Fotoğraf: Cemre Eylül Bulunmaz


"Veni, vidi, vici..." ("Geldim, gördüm, yendim...")

Jül Sezar (Gaius Julius Caesar), Tokat'ın Zile ilçesinde, Pontus'lu Pharnaces II'ye karşı kazandığı zaferin ardından, Roma Senatosu'na gönderdiği mektupta bu cümleyi kullanmıştır.


***


Gittim, gördüm, yenilendim...


Hilmi Bulunmaz
8 Ağustos 2010


Altınoluk'a kaç kez gittiğimi unuttum! Bunu itiraf etmeliyim. Belleğine müthiş derecede güvenen bir insan olarak, böyle bir itirafta bulunmam, kendi kendimle çelişmeme neden oluyor...

Neyse ki, çok sevdiğim "diyalektik" sözcüğünün içerdiği kavramlardan biri de "çelişki kavramı" olduğu için, bu unutkanlığımın üzerinde pek durmak istemiyorum.

Onlarca kez gittiğim, onlarca kez gördüğüm ve onlarca kez yenilendiğim Altınoluk, her zaman için, benim üzerimde iyileştirici bir "tılsım" etkisi oluşturuyor; okuma hırsımı artırıp, düşünme gücümü ivmelendiriyor. Nasıl ki, uzun bir zaman aç kalmış bir insanın önüne, hangi tür yiyecek konursa konsun, hiçbir "eleme" yapmadan, büyük bir iştahla yerse, Altınoluk'a giderken, arabamın bagajına yerleştirdiğim birçok kitabı da, aynı can alıcı iştahla dönüp dönüp okudum.

Hangi kitabı, kaçıncı kez okuduğumu pek kestiremesem de, özellikle Georges Politzer'in, Paris İşçi Üniversitesi'nde verdiği "derslerden oluşan" Felsefenin Başlangıç İlkeleri adlı kitap, elli beş yaşımın yeni istasyonunda, bana yepyeni ufuklar açtı. Yirmili yaşlarımın henüz başlarındayken, ezberlercesine okuyup sınıf bilincimi geliştirdiğim ve zaman zaman ele alma gereksinimi duyduğum bu kitabı, özellikle, Bulunmaz Tiyatro'da sürdürdüğüm "yazarlık kursu" sürecinde mutlaka gündeme getiriyorum. Bu kitabın yönteminden yararlanarak, bu yöntem sayesinde "yazarlık kursu" çalışmalarına büyük bir renk katıyorum.
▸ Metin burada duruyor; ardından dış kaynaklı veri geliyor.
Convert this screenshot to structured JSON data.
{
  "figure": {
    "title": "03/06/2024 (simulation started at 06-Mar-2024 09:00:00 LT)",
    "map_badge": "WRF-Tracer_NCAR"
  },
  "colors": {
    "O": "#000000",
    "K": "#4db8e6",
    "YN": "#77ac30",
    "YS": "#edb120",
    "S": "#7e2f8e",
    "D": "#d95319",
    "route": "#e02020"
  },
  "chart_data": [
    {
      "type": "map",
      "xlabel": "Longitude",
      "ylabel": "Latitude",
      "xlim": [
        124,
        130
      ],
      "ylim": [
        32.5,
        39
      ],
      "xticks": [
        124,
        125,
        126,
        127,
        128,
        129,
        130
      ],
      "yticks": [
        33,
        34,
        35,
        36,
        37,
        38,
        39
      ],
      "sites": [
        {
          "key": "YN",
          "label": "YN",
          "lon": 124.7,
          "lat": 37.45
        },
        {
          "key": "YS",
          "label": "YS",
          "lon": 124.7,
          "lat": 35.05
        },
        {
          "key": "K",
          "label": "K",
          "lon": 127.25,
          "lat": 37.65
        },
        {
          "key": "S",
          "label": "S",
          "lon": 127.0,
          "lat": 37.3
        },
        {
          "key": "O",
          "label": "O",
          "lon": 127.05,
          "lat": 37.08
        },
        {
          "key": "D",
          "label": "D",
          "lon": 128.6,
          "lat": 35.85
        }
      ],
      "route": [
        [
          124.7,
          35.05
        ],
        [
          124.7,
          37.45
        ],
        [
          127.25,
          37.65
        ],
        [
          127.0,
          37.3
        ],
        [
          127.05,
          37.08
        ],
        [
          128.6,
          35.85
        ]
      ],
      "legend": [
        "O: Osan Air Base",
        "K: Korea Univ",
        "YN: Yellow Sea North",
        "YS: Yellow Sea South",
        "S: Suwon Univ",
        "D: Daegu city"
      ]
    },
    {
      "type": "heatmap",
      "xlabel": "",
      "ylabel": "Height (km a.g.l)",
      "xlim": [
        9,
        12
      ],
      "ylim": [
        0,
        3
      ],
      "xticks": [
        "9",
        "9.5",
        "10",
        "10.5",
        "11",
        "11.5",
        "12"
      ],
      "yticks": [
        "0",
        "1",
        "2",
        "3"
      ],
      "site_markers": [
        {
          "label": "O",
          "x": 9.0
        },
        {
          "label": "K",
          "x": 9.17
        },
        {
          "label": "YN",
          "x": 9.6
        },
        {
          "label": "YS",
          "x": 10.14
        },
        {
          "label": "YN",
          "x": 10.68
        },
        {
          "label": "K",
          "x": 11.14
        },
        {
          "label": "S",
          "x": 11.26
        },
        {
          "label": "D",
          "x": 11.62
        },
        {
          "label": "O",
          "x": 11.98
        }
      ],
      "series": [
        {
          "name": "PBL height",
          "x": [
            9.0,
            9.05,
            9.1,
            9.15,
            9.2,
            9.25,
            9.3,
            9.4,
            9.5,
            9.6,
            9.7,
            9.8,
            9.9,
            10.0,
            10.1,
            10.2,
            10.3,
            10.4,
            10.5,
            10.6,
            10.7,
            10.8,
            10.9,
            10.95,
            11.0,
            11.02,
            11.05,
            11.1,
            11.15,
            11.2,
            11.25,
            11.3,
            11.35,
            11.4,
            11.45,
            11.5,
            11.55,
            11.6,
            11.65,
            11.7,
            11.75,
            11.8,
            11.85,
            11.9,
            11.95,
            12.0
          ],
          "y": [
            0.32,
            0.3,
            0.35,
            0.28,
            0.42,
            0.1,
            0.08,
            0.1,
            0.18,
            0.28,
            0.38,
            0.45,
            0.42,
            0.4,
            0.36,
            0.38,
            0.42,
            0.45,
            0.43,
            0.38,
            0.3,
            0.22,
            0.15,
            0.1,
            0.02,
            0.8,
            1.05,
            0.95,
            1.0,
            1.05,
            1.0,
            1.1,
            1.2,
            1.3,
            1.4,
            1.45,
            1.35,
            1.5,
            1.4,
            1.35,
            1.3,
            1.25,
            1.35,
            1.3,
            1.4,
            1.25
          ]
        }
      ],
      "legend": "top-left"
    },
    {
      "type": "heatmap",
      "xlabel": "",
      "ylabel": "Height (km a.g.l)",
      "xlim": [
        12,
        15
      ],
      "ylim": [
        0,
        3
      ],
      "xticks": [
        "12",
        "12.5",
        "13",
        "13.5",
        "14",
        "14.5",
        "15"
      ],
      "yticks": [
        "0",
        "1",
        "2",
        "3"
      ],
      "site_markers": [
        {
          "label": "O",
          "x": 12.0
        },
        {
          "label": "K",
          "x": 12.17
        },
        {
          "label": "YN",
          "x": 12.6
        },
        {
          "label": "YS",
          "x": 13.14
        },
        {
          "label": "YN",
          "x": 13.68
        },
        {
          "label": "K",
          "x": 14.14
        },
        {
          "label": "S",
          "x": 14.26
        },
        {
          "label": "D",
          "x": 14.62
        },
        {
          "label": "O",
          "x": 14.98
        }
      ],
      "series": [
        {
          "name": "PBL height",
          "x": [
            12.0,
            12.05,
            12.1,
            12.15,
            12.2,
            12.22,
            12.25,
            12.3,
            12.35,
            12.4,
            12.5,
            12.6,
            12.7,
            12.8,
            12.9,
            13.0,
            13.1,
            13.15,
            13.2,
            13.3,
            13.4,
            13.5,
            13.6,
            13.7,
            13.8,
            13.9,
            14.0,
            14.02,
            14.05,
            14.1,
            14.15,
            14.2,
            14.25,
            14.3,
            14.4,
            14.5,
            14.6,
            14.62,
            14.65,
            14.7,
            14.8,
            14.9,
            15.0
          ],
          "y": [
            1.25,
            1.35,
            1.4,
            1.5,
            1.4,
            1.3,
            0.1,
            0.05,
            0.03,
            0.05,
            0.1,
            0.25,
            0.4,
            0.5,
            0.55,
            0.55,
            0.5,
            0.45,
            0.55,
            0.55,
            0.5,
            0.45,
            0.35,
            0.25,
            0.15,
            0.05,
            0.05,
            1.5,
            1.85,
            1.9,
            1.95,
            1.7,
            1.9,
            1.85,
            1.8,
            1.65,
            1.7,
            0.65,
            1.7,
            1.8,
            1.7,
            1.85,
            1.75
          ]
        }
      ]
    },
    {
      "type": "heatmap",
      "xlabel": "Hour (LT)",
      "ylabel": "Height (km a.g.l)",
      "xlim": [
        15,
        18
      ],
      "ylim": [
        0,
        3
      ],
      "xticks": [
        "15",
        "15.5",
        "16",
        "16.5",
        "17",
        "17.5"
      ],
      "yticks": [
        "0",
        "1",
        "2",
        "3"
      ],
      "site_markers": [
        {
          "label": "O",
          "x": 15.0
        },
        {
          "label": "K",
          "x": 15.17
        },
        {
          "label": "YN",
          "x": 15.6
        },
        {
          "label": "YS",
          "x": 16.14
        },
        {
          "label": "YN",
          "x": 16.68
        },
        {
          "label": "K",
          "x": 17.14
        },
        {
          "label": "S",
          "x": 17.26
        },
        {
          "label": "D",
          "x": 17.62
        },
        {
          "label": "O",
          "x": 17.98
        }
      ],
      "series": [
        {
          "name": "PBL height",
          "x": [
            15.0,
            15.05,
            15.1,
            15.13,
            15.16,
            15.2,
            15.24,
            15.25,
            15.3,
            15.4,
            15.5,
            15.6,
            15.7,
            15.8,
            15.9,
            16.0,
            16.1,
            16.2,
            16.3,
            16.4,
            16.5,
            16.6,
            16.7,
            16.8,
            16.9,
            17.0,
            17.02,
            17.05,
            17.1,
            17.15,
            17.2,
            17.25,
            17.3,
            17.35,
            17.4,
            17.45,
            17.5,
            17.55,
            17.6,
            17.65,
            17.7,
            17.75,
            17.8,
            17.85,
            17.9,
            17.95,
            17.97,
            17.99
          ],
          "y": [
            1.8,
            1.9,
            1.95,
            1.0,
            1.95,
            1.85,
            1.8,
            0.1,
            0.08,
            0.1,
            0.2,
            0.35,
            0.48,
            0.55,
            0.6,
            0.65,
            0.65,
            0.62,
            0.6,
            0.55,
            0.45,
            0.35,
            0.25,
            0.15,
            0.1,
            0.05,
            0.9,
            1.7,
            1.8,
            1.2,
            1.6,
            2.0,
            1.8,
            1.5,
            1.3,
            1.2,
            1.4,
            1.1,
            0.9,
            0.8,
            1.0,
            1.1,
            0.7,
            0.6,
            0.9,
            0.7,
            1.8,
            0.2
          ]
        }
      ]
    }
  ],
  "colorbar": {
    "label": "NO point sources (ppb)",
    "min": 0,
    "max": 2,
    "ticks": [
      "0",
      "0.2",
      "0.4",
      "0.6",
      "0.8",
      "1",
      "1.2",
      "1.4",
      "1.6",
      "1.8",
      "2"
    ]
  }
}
Altınoluk'taki tatilimin başında, "Tatildeyim... Kitaplarla demleniyorum..." diye başlık attığım bir paragraf bile denilemeyecek denli minicik notumda belirttiğim yazarlarla sohbet eder gibi okuduğum kitaplar şunlar:

Felsefenin Başlangıç İlkeleri (Georges Politzer / Sol Yayınları), Brecht'i Anlamak (Walter Benjamin / Metis Yayınları), Meta Estetiğinin Eleştirisi (Wolfgang Fritz Haug / Spartaküs Yayınları), Altı Çağdaş Nô Oyunu (Yukio Mişima / Can Yayınları), Bakire ile Çingene (D.H. Lawrence / Can Yayınları), Görünmeyen Önderler (Ali Uğur / Burak Yayınları), Gustave Flaubert / Hayatı ve Eseri (Renê Dumesnil / MEB Yayınları)...
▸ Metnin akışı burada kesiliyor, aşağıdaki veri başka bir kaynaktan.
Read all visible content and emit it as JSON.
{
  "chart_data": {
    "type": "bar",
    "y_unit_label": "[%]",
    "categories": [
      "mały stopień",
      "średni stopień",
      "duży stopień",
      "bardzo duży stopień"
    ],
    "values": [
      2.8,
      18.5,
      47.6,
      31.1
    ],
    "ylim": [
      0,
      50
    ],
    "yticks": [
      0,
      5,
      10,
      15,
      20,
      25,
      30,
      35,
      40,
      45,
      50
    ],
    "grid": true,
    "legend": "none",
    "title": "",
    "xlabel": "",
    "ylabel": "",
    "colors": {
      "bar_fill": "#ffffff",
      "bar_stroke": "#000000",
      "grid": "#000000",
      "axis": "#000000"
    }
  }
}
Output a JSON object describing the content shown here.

Bu arada, Internet'e çok az girdiğim için, çok mutlu oldum ve zâten bu sayede kitap okuyabildim. Sanırım, okuduğum kitapların izdüşümleri, çok kısa zaman sonra, "kendiliğinden" yazılarımın niteliğini değiştirip dönüştürecek.

Takdir okurların...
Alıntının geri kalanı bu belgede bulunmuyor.